If Daniel Rawyler has been attached to the company for all these years, it is because the spirit of Sylvac suits him particularly well. "It's a creative, positive company that places a lot of importance on teamwork and where everyone is very open. Not to mention the satisfaction of seeing the results of our work distributed around the world. And since innovation is never-ending, we don't see the years go by," he adds.
But Daniel Rawyler prefers to talk about new technologies rather than his own career path. He remembers the major stages in the evolution of Sylvac instruments, setting the pace for his mission to "put more and more technology into the product by simplifying its use as much as possible. In other words, this requires a considerable effort on the part of the engineers, who "tend to make things complicated," he admits. "Fortunately, we talk a lot with the product managers who are in contact with customers. This way we achieve our goal of being able to use an instrument right out of the box, which is not the case with our competitors.

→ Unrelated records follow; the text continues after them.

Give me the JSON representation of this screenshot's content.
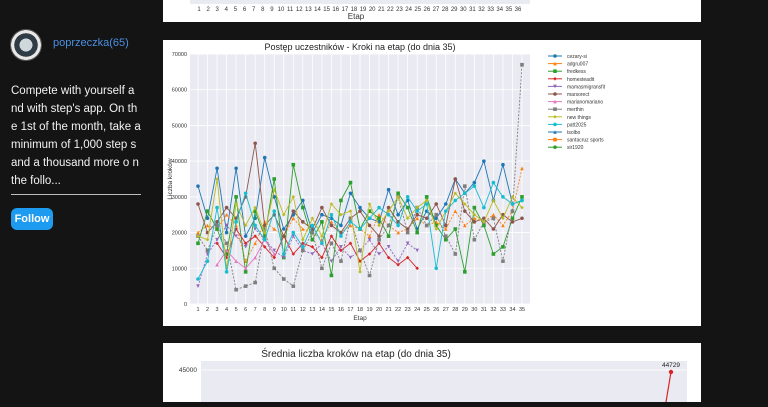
{
  "profile": {
    "username": "poprzeczka(65)",
    "description": "Compete with yourself a nd with step's app. On th e 1st of the month, take a minimum of 1,000 step s and a thousand more o n the follo...",
    "follow_label": "Follow"
  },
  "top_chart": {
    "xlabel": "Etap",
    "ticks": [
      "1",
      "2",
      "3",
      "4",
      "5",
      "6",
      "7",
      "8",
      "9",
      "10",
      "11",
      "12",
      "13",
      "14",
      "15",
      "16",
      "17",
      "18",
      "19",
      "20",
      "21",
      "22",
      "23",
      "24",
      "25",
      "26",
      "27",
      "28",
      "29",
      "30",
      "31",
      "32",
      "33",
      "34",
      "35",
      "36"
    ]
  },
  "chart_data": [
    {
      "type": "line",
      "title": "Postęp uczestników - Kroki na etap (do dnia 35)",
      "xlabel": "Etap",
      "ylabel": "Liczba kroków",
      "ylim": [
        0,
        70000
      ],
      "yticks": [
        0,
        10000,
        20000,
        30000,
        40000,
        50000,
        60000,
        70000
      ],
      "x": [
        1,
        2,
        3,
        4,
        5,
        6,
        7,
        8,
        9,
        10,
        11,
        12,
        13,
        14,
        15,
        16,
        17,
        18,
        19,
        20,
        21,
        22,
        23,
        24,
        25,
        26,
        27,
        28,
        29,
        30,
        31,
        32,
        33,
        34,
        35
      ],
      "legend_position": "right",
      "series": [
        {
          "name": "cezary-si",
          "color": "#1f77b4",
          "values": [
            33000,
            24000,
            38000,
            20000,
            38000,
            19000,
            24000,
            41000,
            30000,
            21000,
            25000,
            29000,
            20000,
            25000,
            24000,
            22000,
            31000,
            27000,
            24000,
            23000,
            32000,
            25000,
            29000,
            21000,
            26000,
            24000,
            28000,
            35000,
            31000,
            34000,
            40000,
            29000,
            39000,
            28000,
            29000
          ]
        },
        {
          "name": "adgru007",
          "color": "#ff7f0e",
          "values": [
            20000,
            22000,
            21000,
            25000,
            22000,
            12000,
            17000,
            23000,
            21000,
            19000,
            24000,
            21000,
            20000,
            18000,
            23000,
            20000,
            22000,
            21000,
            19000,
            25000,
            22000,
            20000,
            21000,
            24000,
            22000,
            23000,
            21000,
            26000,
            22000,
            24000,
            23000,
            25000,
            22000,
            26000,
            38000
          ]
        },
        {
          "name": "fredkess",
          "color": "#2ca02c",
          "values": [
            17000,
            26000,
            21000,
            14000,
            30000,
            9000,
            26000,
            19000,
            35000,
            13000,
            39000,
            27000,
            18000,
            23000,
            8000,
            29000,
            34000,
            21000,
            26000,
            24000,
            19000,
            31000,
            27000,
            20000,
            30000,
            22000,
            18000,
            21000,
            9000,
            27000,
            22000,
            14000,
            16000,
            24000,
            30000
          ]
        },
        {
          "name": "homesteadit",
          "color": "#d62728",
          "values": [
            null,
            null,
            17000,
            13000,
            21000,
            17000,
            19000,
            16000,
            13000,
            19000,
            14000,
            17000,
            16000,
            13000,
            19000,
            15000,
            17000,
            12000,
            14000,
            17000,
            13000,
            11000,
            13000,
            10000,
            null,
            null,
            null,
            null,
            null,
            null,
            null,
            null,
            null,
            null,
            null
          ]
        },
        {
          "name": "mamasmigransfit",
          "color": "#9467bd",
          "values": [
            5000,
            14000,
            18000,
            22000,
            19000,
            16000,
            21000,
            18000,
            15000,
            13000,
            19000,
            15000,
            14000,
            17000,
            12000,
            16000,
            13000,
            15000,
            18000,
            14000,
            16000,
            12000,
            17000,
            15000,
            null,
            null,
            null,
            null,
            null,
            null,
            null,
            null,
            null,
            null,
            null
          ]
        },
        {
          "name": "marsorect",
          "color": "#8c564b",
          "values": [
            28000,
            20000,
            23000,
            27000,
            24000,
            30000,
            45000,
            22000,
            25000,
            19000,
            26000,
            23000,
            21000,
            27000,
            22000,
            20000,
            24000,
            26000,
            22000,
            19000,
            27000,
            23000,
            21000,
            25000,
            24000,
            28000,
            22000,
            35000,
            26000,
            23000,
            24000,
            21000,
            25000,
            23000,
            24000
          ]
        },
        {
          "name": "marianomariano",
          "color": "#e377c2",
          "values": [
            null,
            null,
            11000,
            15000,
            12000,
            10000,
            13000,
            18000,
            14000,
            null,
            null,
            null,
            null,
            null,
            null,
            null,
            null,
            null,
            null,
            null,
            null,
            null,
            null,
            null,
            null,
            null,
            null,
            null,
            null,
            null,
            null,
            null,
            null,
            null,
            null
          ]
        },
        {
          "name": "merthin",
          "color": "#7f7f7f",
          "values": [
            19000,
            15000,
            22000,
            17000,
            4000,
            5000,
            6000,
            21000,
            10000,
            7000,
            5000,
            15000,
            20000,
            10000,
            17000,
            12000,
            24000,
            15000,
            8000,
            18000,
            22000,
            30000,
            20000,
            27000,
            22000,
            25000,
            19000,
            14000,
            33000,
            18000,
            23000,
            24000,
            12000,
            26000,
            67000
          ]
        },
        {
          "name": "new things",
          "color": "#bcbd22",
          "values": [
            19000,
            18000,
            35000,
            10000,
            28000,
            22000,
            27000,
            20000,
            32000,
            25000,
            30000,
            18000,
            24000,
            19000,
            28000,
            25000,
            26000,
            9000,
            28000,
            22000,
            26000,
            30000,
            24000,
            27000,
            29000,
            21000,
            26000,
            31000,
            28000,
            25000,
            23000,
            29000,
            24000,
            30000,
            27000
          ]
        },
        {
          "name": "patt2025",
          "color": "#17becf",
          "values": [
            7000,
            12000,
            27000,
            9000,
            23000,
            31000,
            22000,
            18000,
            26000,
            14000,
            20000,
            16000,
            22000,
            17000,
            25000,
            19000,
            23000,
            21000,
            24000,
            27000,
            25000,
            22000,
            30000,
            26000,
            28000,
            10000,
            26000,
            29000,
            31000,
            33000,
            27000,
            34000,
            30000,
            28000,
            29000
          ]
        },
        {
          "name": "tsolbo",
          "color": "#1f77b4",
          "values": [
            null,
            null,
            null,
            null,
            null,
            null,
            null,
            null,
            null,
            null,
            null,
            null,
            null,
            null,
            null,
            null,
            null,
            null,
            null,
            null,
            null,
            null,
            null,
            null,
            null,
            null,
            null,
            null,
            null,
            null,
            null,
            null,
            null,
            null,
            null
          ]
        },
        {
          "name": "santacruz sports",
          "color": "#ff7f0e",
          "values": [
            null,
            null,
            null,
            null,
            null,
            null,
            null,
            null,
            null,
            null,
            null,
            null,
            null,
            null,
            null,
            null,
            null,
            null,
            null,
            null,
            null,
            null,
            null,
            null,
            null,
            null,
            null,
            null,
            null,
            null,
            null,
            null,
            null,
            null,
            null
          ]
        },
        {
          "name": "sir1920",
          "color": "#2ca02c",
          "values": [
            null,
            null,
            null,
            null,
            null,
            null,
            null,
            null,
            null,
            null,
            null,
            null,
            null,
            null,
            null,
            null,
            null,
            null,
            null,
            null,
            null,
            null,
            null,
            null,
            null,
            null,
            null,
            null,
            null,
            null,
            null,
            null,
            null,
            null,
            null
          ]
        }
      ]
    },
    {
      "type": "line",
      "title": "Średnia liczba kroków na etap (do dnia 35)",
      "ytick_visible": "45000",
      "annotation": "44729",
      "values_visible": [
        44729
      ]
    }
  ]
}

This is how the pioneers of connectivity and the champions of Bluetooth® measuring instruments first made the big shift from analog to digital by moving from analog to a digital display, first in hundredths of a mm and then in microns, allowing direct mm-Inch conversion.
At the same time, "low power consumption has always been a challenge with the first battery-powered instruments. »
The data transmission was also a major technological step, since the wired connectivity made it possible to go directly to the PC without the need for intermediate installation. "The traceability of measurements was now guaranteed, it was the most visible innovation, it opened the doors of the market to us," recalls Daniel Rawyler.
"When we think about the price of a measurement, we include the time we save users by limiting configurations and other installations. That's also where our goal of simplification comes in," explains the R&D manager.
These developments were then logically complemented by an advance in resolution. "With the help of miniaturization, our instruments had to measure more and more elements invisible to the naked eye," recalls the engineer. After the micron, the ''nanometer'' made its appearance in precision measurements with a resolution between 0.1 um to 0.01 um. These have also been considerably improved since the introduction of corrections at the time of calibration.
A true extension of the measurement, the Sylcom software then appeared not only to control the advanced functions of the instruments, to configure complex measurements but also to process the collected data.
The bi-directional communication between the software and the instrument was born.
Today the current research of Sylvac and its electronic R&D team is focused on the evolution of Bluetooth® technology towards a version 5.0 increasing autonomy and range. "Our instruments will be even simpler to integrate into the IOT world, and we will be able to add new advanced features. »
But Daniel Rawyler promises "the advanced menus will be there only for those who need them, the simplified functions will always be as easy to access".